A differenza di esami più complessi, questi test ci forniscono risposte immediate e ci aiutano a individuare la causa del problema, che può essere un parassita, un fungo o un batterio.
Esame del pelo (tricogramma)
Il tricogramma è un esame del pelo che ci offre informazioni sulla salute del follicolo pilifero e sull'eventuale presenza di microrganismi, in particolare funghi e parassiti.
- Come si esegue: con una pinzetta, preleviamo delicatamente alcuni peli dalla zona interessata. Successivamente, i peli vengono posizionati su un vetrino con una goccia di olio minerale e osservati al microscopio.
- A cosa serve: l'esame ci permette di visualizzare il bulbo pilifero e di valutare se il pelo si trova nella fase di crescita o di riposo. Sulla superficie o all'interno del pelo possiamo osservare la presenza di spore fungine, come quelle della dermatofitosi, di parassiti che si annidano nel follicolo, come gli acari del genere Demodex, o uova di parassiti incollati al pelo, come nel caso dei pidocchi. Se si ossserva che il fusto del pelo è spezzato, si ha l'indicazione che una perdita di pelo è dovuta all'animale stesso che, in genere per problemi di prurito, si è grattato.
Scotch test (test del nastro adesivo)
Lo scotch test è un metodo molto rapido e semplice per raccogliere cellule, batteri o funghi dalla superficie della pelle.

- Come si esegue: si usa un pezzo di nastro adesivo trasparente che viene premuto delicatamente sulla zona da esaminare e poi applicato direttamente su un vetrino.
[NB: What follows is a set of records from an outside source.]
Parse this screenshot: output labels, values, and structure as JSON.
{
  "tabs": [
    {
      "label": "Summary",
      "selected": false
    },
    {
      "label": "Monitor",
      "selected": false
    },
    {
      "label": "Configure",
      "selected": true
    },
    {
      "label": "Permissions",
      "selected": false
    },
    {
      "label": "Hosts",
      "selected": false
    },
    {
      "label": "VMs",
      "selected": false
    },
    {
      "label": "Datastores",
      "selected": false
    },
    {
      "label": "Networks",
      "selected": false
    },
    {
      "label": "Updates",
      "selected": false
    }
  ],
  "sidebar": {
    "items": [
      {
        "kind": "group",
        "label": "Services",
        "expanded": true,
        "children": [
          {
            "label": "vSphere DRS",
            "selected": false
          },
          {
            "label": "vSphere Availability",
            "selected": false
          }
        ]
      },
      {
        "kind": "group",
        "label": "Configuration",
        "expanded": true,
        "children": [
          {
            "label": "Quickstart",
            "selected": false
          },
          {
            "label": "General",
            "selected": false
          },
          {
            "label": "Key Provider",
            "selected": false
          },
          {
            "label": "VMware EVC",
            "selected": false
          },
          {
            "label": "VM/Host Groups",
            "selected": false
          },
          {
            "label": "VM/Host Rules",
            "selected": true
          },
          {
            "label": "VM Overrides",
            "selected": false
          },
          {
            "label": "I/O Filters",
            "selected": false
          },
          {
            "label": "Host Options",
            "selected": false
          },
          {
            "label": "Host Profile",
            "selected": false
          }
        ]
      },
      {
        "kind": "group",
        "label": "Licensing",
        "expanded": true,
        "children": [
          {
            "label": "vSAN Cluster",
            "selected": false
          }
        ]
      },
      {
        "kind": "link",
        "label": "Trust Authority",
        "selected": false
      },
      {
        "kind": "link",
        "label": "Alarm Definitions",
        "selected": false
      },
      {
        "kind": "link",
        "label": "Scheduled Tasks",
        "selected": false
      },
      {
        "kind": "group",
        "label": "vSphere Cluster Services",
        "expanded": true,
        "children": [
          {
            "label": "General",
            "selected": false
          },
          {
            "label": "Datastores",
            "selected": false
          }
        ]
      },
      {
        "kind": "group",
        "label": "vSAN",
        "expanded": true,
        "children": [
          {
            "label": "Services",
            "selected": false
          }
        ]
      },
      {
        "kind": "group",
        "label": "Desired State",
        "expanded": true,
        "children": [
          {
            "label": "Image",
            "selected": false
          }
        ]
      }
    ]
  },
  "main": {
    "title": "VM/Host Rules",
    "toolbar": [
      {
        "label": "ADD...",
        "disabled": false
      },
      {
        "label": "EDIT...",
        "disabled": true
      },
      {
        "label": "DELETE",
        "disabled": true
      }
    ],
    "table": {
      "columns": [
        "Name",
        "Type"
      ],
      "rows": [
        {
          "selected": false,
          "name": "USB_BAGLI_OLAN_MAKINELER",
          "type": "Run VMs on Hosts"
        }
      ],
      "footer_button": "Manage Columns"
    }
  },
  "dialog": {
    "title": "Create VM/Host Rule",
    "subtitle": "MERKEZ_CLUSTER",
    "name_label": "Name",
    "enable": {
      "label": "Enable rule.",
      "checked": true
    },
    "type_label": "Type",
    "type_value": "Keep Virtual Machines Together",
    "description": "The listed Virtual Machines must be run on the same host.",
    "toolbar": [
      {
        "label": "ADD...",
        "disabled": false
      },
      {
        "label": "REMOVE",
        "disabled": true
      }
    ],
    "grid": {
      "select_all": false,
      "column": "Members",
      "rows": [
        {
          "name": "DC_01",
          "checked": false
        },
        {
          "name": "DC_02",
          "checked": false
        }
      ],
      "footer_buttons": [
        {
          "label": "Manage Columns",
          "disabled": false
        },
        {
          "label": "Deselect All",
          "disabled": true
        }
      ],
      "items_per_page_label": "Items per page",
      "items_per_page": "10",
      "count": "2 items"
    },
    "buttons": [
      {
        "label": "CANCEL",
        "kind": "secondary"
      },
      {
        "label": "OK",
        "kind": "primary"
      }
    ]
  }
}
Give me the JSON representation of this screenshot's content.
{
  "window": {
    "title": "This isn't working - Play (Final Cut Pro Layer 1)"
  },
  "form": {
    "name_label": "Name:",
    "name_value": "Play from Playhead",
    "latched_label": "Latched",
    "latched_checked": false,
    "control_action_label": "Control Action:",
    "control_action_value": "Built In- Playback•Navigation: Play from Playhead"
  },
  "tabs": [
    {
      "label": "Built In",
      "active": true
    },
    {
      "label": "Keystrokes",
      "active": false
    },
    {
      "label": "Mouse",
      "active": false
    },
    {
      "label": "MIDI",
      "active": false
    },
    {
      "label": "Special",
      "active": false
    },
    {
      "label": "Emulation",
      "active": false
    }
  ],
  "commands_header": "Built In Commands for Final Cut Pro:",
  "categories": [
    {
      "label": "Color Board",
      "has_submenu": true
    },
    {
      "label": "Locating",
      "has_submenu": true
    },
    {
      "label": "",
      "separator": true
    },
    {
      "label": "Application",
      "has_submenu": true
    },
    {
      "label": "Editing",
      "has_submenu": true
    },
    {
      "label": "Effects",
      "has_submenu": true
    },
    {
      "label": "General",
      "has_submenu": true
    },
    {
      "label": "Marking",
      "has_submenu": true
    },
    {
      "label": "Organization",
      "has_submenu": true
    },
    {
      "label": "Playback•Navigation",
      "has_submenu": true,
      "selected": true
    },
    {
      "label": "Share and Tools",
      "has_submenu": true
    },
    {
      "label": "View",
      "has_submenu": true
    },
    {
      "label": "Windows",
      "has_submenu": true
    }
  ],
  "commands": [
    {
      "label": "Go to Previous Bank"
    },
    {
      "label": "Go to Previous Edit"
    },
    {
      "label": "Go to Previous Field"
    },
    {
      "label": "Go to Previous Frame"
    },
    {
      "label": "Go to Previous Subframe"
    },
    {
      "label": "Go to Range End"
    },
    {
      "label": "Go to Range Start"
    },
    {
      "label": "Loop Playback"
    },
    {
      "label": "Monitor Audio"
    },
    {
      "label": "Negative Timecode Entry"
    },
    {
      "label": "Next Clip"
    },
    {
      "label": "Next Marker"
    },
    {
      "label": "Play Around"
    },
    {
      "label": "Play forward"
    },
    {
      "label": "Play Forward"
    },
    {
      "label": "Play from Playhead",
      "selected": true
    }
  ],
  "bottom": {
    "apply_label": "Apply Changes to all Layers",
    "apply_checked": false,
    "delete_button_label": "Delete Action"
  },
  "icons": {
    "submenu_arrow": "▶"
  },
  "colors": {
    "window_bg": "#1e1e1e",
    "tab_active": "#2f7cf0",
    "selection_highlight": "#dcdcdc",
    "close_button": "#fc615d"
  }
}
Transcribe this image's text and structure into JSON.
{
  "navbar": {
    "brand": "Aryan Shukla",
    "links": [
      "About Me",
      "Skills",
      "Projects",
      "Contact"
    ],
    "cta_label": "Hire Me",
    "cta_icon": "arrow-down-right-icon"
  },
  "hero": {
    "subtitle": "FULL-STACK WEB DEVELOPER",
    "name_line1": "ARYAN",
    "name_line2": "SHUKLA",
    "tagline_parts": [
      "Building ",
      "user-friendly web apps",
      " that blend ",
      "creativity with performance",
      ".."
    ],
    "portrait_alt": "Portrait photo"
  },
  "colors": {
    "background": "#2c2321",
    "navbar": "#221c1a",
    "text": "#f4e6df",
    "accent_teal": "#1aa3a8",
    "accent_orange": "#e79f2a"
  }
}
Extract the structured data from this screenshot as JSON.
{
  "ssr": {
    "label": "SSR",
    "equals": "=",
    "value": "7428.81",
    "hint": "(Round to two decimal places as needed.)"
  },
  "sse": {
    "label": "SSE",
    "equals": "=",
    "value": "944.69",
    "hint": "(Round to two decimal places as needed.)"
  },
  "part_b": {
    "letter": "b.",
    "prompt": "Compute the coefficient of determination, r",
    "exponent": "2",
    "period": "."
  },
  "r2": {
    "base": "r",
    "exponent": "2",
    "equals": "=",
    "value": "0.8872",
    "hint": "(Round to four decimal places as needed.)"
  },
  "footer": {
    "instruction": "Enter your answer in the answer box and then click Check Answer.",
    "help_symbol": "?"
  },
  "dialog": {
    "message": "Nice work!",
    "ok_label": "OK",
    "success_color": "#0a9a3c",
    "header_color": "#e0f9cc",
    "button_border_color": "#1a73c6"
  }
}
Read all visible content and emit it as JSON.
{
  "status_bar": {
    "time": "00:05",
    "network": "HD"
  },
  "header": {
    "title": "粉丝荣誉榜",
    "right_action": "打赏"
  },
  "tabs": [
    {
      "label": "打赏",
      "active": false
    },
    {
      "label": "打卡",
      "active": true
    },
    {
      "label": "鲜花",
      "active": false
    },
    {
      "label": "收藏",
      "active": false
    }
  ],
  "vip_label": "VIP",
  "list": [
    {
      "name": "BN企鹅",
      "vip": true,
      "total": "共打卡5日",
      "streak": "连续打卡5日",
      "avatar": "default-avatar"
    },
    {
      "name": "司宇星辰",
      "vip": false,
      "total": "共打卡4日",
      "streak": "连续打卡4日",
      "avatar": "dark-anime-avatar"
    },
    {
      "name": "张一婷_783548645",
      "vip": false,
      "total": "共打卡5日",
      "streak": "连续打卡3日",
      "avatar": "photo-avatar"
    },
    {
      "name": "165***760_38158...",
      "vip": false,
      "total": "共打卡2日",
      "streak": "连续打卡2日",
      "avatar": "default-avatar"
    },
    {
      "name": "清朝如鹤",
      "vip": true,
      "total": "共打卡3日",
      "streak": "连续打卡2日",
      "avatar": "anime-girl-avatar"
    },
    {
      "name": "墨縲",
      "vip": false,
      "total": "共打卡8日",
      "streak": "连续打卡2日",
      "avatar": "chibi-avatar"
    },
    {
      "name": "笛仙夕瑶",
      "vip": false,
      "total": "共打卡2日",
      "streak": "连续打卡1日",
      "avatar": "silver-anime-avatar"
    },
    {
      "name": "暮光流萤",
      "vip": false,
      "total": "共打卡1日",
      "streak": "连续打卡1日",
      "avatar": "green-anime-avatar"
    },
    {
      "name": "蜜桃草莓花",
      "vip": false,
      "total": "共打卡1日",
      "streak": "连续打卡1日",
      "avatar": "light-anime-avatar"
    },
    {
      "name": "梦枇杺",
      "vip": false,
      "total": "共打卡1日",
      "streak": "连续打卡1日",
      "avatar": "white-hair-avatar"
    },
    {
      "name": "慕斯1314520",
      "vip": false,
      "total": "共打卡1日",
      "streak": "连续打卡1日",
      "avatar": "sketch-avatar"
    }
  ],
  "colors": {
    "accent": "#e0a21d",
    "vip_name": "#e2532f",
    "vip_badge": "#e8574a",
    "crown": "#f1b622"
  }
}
Il campione viene colorato e osservato al microscopio.
- A cosa serve: questo test è ideale per diagnosticare la presenza di lieviti come la Malassezia, causa di dermatiti, oppure di batteri superficiali. È anche utile per la ricerca di parassiti che vivono sulla superficie della cute, come le uova o le feci di alcune specie di acari.
Raschiati cutanei
Il raschiato cutaneo è l'esame più indicato per diagnosticare parassiti che vivono più in profondità negli strati della pelle.

- Come si esegue: si utilizza una piccola lama da bisturi, non tagliente, per raschiare delicatamente l'area interessata della pelle, dopo aver applicato una goccia di olio minerale. Il materiale raccolto viene poi esaminato al microscopio.
- A cosa serve: è il metodo diagnostico di elezione per gli acari che scavano gallerie nella pelle, come quelli che causano la rogna sarcoptica (Sarcoptes) o la rogna demodettica (Demodex). Permette di identificare i parassiti, le loro uova o le loro feci, confermando la diagnosi e permettendo una terapia mirata.
Lampada di Wood
La lampada di Wood è uno strumento che emette una luce ultravioletta che permette di fare una diagnosi rapida di alcune infezioni fungine.
- Come si esegue: in una stanza buia, il veterinario punta la luce della lampada di Wood sulla zona da esaminare, mantenendo una distanza di circa 5-10 cm dalla cute. L'esame è completamente innocuo e non invasivo.
- A cosa serve: il fungo Microsporum canis, che è il principale responsabile della dermatofitosi nei cani e nei gatti, produce una sostanza che si illumina di un caratteristico colore verde fluorescente quando esposta alla luce ultravioletta. Se si osserva questa luminescenza, si possono prelevare con precisione i peli da osservare al microscopio per confermare la diagnosi. È importante sapere che non tutti i ceppi di Microsporum canis si illuminano e che altri funghi della pelle possono dare infezioni ma senza presentare positività alla luce ultravioletta. Pertanto, un risultato positivo è un forte indizio di tigna, ma un risultato negativo non la esclude del tutto, e si rende necessario un esame colturale per una diagnosi definitiva.